Si no fuera el cementerio de Greyfriars, el vigía lo habría ignorado, pero Nicholas ha estado peleando en tierra sagrada. El juez de paz local es un hombre muy piadoso y un gran defensor de la ley contra la vagancia, de modo que los vigilantes llevan a Nicholas al despacho de Wood Street, donde pasa la noche sobre tablones duros entre una veintena de otros prisioneros, indiferente al hedor y a la miseria. Permanece acostado bocarriba, roncando como un lirón. El vigía le deja dos peniques al carcelero, así al menos desayunará cuando esté sobrio.

En Barnthorpe, la familia está preocupada por la falta de misivas. Tras concluir la cosecha, su hermano Jack toma prestado el caballo de su padre y va a Londres a investigar. Ann le advierte qué esperar, aunque no les ha revelado los detalles preocupantes a sus padres. Jack visita el alojamiento de Grass Street. Otra persona está viviendo allí ahora.

Sin embargo, no se rinde con facilidad. Encuentra el camino hasta el Cisne, donde habla con un grupo de jóvenes médicos.

—Esperábamos que usted nos dijera dónde está —dicen—. Si lo ve, dígale que Simon Cowper no le guarda rencor.

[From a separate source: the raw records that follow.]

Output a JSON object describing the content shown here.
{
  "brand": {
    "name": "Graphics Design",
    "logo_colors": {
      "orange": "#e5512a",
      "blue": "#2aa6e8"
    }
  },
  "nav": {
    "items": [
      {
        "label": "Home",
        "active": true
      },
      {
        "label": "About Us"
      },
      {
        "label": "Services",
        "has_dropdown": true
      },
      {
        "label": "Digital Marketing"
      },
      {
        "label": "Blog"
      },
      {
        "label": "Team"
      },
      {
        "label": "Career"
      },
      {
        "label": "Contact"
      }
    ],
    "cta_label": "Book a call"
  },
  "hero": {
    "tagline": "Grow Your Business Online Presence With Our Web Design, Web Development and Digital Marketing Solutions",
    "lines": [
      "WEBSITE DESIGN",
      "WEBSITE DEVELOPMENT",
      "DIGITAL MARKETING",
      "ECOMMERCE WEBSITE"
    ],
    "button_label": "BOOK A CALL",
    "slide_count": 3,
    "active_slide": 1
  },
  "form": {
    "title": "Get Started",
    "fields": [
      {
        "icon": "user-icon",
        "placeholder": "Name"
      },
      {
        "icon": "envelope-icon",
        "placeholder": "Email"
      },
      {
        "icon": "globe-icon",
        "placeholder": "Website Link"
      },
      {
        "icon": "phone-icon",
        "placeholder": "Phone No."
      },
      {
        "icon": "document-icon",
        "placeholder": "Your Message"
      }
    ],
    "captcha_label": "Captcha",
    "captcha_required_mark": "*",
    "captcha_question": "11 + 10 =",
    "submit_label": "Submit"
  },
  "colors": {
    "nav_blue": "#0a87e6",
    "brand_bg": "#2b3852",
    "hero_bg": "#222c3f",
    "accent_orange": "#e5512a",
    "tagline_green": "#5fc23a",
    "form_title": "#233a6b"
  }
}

¿Dónde más podía buscar? Debe haber más de doscientas mil almas en Londres. ¿Cómo se encuentra a alguien entre tanta gente, en especial si, según parece, no quiere que lo encuentren?

Nicholas Shelby, antiguo miembro del Colegio de Médicos, parece haber desaparecido de la faz de la tierra como si nunca hubiera existido.